I think that some of us just may have some barriers to over come that others just don't seem to have. For myself....I had a hard time because of how I grew up....I didn't have very much trust in people....so I always had my guard up and kept a safe emotional distance from people....I usually had acquaintances more than real friends.....but after some years of therapy and learning that I'm okay with who I am....and that things said and done to me as a kid were not my fault.....I learned to be okay with who I was and trusted myself with opening up to people a bit more. But there too is the issue of a good balance in friendships....we give what we get....share and share alike. We are all different and one shoe does not fit all. I felt I needed professional help to learn some people skills, it helped me a lot.

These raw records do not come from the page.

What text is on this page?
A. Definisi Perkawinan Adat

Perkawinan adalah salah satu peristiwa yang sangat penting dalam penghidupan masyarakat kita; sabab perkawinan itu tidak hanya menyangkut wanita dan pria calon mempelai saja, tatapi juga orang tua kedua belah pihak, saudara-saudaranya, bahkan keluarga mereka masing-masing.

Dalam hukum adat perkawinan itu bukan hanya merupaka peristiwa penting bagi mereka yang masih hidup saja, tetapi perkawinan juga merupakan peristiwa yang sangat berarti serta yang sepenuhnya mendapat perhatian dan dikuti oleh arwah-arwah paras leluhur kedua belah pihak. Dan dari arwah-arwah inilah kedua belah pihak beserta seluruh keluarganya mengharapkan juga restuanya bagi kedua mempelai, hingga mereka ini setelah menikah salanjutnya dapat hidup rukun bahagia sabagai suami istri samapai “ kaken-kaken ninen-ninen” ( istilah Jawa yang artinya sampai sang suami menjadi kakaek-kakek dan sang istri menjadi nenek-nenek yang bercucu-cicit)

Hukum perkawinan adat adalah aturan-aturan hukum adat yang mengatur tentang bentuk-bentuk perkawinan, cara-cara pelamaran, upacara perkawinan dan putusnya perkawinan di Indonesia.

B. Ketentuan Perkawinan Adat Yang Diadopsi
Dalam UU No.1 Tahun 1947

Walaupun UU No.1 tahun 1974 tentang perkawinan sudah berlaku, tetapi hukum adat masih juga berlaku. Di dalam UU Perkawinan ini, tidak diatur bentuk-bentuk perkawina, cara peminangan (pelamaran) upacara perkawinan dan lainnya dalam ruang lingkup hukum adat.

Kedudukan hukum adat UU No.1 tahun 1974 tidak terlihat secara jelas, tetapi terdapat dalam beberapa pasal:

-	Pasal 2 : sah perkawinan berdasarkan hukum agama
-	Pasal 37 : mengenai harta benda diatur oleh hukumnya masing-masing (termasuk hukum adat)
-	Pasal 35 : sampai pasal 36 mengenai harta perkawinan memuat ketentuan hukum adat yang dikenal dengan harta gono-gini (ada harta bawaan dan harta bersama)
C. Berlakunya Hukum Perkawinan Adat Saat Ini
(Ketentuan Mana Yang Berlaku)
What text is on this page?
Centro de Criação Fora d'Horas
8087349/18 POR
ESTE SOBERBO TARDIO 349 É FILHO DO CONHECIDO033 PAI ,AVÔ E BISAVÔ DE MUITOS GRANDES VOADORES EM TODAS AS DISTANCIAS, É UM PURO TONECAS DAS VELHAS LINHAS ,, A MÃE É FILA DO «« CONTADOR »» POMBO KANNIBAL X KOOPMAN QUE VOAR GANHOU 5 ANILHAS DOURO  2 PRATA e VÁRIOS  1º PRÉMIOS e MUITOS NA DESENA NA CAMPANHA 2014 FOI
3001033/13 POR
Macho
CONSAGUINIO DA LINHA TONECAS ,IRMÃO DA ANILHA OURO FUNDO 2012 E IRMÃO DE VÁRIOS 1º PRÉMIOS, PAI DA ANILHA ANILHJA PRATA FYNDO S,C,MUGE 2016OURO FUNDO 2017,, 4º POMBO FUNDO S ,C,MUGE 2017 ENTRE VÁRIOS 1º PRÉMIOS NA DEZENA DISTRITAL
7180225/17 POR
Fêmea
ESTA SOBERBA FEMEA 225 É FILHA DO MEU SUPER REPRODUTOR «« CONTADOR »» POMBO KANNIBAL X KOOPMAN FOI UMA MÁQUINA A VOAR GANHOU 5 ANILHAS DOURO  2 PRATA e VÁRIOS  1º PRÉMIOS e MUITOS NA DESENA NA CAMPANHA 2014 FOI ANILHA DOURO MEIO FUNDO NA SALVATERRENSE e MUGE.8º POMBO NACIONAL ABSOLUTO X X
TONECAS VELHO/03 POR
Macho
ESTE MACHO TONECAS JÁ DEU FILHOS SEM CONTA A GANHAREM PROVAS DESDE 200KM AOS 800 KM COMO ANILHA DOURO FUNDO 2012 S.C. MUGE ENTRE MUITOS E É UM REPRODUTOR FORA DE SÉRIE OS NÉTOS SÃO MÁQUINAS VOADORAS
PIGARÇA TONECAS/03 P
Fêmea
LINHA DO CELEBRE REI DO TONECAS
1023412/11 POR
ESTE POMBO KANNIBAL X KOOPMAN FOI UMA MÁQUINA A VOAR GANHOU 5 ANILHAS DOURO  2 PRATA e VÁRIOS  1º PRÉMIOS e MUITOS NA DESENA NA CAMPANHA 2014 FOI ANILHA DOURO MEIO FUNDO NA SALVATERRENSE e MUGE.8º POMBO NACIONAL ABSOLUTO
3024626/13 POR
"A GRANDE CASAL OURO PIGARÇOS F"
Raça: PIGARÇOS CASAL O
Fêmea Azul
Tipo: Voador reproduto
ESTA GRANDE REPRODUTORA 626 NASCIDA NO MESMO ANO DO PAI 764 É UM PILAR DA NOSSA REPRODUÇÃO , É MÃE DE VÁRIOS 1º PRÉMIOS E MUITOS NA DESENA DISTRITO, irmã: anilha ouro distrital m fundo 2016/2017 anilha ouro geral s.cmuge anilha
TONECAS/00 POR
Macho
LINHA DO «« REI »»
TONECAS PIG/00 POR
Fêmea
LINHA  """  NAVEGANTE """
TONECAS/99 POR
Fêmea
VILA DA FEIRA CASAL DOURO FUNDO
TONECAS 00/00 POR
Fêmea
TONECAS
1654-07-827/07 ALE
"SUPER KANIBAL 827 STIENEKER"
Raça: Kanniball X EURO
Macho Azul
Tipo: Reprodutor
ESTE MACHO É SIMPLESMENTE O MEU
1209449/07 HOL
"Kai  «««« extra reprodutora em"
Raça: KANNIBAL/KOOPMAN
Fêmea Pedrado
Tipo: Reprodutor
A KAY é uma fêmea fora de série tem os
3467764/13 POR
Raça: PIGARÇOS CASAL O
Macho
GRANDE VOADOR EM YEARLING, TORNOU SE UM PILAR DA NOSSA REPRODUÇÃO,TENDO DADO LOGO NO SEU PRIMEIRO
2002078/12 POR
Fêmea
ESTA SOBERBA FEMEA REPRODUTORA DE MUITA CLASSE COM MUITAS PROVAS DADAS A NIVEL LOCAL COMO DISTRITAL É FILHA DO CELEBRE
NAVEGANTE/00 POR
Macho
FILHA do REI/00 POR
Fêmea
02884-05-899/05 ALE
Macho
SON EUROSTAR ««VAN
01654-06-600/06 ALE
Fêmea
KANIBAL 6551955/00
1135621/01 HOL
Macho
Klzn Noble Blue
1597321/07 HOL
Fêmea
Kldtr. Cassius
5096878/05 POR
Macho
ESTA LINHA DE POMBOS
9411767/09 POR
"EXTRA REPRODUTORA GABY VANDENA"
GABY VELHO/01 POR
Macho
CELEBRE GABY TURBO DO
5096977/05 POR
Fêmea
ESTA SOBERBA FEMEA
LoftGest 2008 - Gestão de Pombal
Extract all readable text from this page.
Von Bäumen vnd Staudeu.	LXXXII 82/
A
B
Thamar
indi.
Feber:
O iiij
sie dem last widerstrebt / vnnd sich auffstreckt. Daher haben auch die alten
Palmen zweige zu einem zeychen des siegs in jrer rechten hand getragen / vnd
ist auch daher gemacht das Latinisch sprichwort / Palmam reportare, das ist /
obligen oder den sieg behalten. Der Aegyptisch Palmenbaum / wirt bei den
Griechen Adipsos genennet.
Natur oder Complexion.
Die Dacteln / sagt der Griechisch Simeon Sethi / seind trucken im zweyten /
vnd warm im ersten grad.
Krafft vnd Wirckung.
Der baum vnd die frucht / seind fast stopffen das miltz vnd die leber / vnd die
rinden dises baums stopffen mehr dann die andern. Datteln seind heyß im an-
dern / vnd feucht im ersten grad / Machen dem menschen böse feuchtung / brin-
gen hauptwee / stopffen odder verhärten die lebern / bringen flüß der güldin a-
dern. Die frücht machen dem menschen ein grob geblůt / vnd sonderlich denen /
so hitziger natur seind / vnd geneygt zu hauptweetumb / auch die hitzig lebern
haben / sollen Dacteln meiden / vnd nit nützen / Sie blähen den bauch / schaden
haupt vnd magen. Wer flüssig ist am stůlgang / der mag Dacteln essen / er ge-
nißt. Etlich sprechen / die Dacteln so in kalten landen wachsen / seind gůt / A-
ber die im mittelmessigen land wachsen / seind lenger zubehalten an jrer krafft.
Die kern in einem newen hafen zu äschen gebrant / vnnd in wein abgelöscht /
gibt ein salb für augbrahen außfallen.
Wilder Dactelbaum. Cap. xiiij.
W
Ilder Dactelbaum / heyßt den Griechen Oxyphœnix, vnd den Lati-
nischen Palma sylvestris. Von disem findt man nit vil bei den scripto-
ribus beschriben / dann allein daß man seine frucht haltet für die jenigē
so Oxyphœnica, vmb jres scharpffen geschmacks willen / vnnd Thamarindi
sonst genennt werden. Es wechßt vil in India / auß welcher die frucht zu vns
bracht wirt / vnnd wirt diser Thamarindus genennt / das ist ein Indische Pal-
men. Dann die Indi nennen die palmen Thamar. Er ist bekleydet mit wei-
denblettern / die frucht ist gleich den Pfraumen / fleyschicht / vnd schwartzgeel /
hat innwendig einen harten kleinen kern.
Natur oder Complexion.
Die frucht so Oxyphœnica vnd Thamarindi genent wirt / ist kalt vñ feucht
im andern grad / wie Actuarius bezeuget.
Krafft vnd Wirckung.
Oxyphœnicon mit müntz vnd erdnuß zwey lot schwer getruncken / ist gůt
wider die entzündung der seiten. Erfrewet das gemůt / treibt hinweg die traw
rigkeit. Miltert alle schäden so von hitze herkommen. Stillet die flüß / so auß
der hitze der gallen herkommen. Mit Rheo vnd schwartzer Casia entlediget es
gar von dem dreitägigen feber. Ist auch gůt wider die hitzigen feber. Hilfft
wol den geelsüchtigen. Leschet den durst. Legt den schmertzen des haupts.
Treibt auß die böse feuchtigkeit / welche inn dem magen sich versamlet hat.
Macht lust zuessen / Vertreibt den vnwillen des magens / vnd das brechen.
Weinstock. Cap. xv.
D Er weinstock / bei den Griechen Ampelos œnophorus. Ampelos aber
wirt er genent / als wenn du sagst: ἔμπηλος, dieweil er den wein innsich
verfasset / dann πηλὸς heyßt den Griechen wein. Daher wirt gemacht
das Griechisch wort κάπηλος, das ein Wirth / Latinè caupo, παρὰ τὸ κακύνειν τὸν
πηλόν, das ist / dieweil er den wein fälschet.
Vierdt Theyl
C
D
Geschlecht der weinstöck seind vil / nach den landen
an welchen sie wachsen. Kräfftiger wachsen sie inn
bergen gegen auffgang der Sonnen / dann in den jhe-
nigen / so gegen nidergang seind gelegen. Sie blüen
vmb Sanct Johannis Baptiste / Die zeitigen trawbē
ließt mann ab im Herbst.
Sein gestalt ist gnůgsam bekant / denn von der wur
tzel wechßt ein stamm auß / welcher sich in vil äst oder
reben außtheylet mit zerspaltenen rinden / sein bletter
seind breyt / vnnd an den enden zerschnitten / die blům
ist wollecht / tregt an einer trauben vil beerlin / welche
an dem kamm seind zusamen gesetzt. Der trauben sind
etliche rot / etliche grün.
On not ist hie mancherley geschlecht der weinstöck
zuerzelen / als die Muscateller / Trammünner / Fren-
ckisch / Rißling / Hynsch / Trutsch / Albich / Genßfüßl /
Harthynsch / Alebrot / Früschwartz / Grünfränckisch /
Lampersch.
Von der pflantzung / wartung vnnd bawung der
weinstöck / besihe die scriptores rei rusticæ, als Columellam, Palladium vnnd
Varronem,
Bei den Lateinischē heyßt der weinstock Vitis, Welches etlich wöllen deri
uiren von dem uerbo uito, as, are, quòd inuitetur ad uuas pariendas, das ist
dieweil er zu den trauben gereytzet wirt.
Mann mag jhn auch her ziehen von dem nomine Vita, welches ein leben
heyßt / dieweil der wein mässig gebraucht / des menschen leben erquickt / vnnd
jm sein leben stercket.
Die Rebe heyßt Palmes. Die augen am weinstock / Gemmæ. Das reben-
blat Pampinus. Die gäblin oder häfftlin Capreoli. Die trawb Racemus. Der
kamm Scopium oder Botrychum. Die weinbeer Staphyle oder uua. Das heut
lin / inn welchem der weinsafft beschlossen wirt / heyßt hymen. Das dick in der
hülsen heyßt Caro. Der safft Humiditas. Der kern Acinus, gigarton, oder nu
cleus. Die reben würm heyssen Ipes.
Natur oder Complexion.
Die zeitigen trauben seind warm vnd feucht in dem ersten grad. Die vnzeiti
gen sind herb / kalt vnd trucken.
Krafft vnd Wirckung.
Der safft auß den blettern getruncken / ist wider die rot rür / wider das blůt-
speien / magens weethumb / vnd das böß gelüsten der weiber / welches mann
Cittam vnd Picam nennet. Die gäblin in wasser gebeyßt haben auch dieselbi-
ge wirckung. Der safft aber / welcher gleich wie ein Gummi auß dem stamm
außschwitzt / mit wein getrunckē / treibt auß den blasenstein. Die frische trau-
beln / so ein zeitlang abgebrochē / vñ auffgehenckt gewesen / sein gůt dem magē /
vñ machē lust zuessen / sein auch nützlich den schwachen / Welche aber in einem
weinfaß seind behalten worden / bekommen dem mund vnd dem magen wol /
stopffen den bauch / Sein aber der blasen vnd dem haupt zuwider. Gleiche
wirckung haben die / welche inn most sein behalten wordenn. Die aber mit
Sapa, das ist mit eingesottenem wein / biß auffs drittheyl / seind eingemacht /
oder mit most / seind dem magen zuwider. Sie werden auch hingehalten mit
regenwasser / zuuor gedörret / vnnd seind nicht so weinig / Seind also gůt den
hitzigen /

i would consider professional help, but as of now, i don't want to worry my parents as they've got a lot on their hands already. i really appreciate that you provided a bit of your personal life as it feels better to know that although the situations are not exactly the same, i'm still not alone in this. i am keeping a safe emotional distance from my friends because of fear of damaging my relationship with them, but it seems like it's doing more harm than good. i'll try to get out of my comfort zone and open up to others when there's a chance and of course improve on being a better friend
It is a real conundrum sometimes with you think you’re doing the right thing for the right reasons and it ends up having the opposite effect...I understand and respect your concern for your parents well being, But I don't think going to counselling would worry your parents if you explained to them that your just having issues socially and that it's part of your growing up and getting in touch with who you are...
And if there is a way for you to reach out to any group of your peers that may be of help to you, like some kind of art therapy, or something else that you’re interested in...Photography etc.....sometimes that can help with social skills.
ive searched up about art therapy and it sounds really fun. the thing is i don’t really like to express my feelings so i’d rather not tell my parents, i don’t want them to think that anything is wrong with me. i feel like they’d automatically assume that i am depressed or something if i ask for counseling or therapy. these past few days i’ve been replying to my friends more often and going out with them so i think i’m getting back up alright alone, but thank you for the suggestions
Hi there, glad you've managed to get all these troubles/anxieties down on paper, this is a massive start for you. Well done x
Sorry it's just gonna be a quick one, but my life sounds pretty similar, so you are not alone x
As for people pulling you up on your behaviour etc, you have conditions that a good friend should recognise and be sympathetic of.( I too have lost many people in life due to the same reasons)
Just remember that you are a good person, and thinks will get better x You have just made a new mate already x
PS the antidepressants give you that numb feeling, so your not alone x
I believe he may be the someone who has an issue and not you. I've learned to watch for people who will manipulate you to get what they want. Leaving you to feel like the bad guy because you stayed true to how you felt instead of, how will he feel? It's not your responsibility to keep someone happy at the expense of your own well being. However many times you call off is your choice and no one has the right to confront you about it and call you names.